Cryptocurrency, such as Bitcoin and Ethereum, is a form of digital currency used to buy goods and services but is often exchanged for a profit if the price has increased.
Samuel starts his day by ‘checking his earnings’ overnight which is dependent on how well the market performed, and on one occasion he made $27,000.
In a single week alone, he claimed to have made $20,000 and took his friends on free holiday.
One of the two Mercedes Benz vehicles is worth $350,000 and he also purchased a diamond Rolex watch.
When he’s at home he tracks the daily coin trends on his $20,000 computer consisting of three huge screens, purple LED lights and light-up keyboard.
Samuel is on a mission to show there is no age limit when it comes to growing wealth online – and presently with the rapid growth in cryptocurrency, it’s likely thousands will be able to follow in his footsteps.

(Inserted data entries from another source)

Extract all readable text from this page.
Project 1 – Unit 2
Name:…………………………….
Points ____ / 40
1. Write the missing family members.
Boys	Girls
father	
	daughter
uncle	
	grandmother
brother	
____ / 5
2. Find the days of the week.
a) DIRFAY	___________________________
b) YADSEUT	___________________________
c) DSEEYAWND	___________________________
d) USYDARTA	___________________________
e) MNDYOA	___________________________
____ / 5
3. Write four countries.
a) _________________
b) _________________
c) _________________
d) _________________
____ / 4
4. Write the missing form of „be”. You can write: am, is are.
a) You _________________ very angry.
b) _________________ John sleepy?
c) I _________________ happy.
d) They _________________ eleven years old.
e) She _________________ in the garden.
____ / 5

‘I started in 2014 and my teachers were saying “stop wasting time with crypto” I now own the biggest crypto group making people money,’ he claimed in a video.
Despite the claims, many online weren’t convinced and wanted a step-by-step guide on how Samuel makes his profit.
‘I’m not going to buy your course,’ one person wrote, and access into the program itself ranges from $50 to $500.
‘If this dude cared about making you rich for real, he would share his portfolio with you,’ another added.
‘Probably his parents’ cars,’ a third said, while others went as far as to call it a ‘scam’.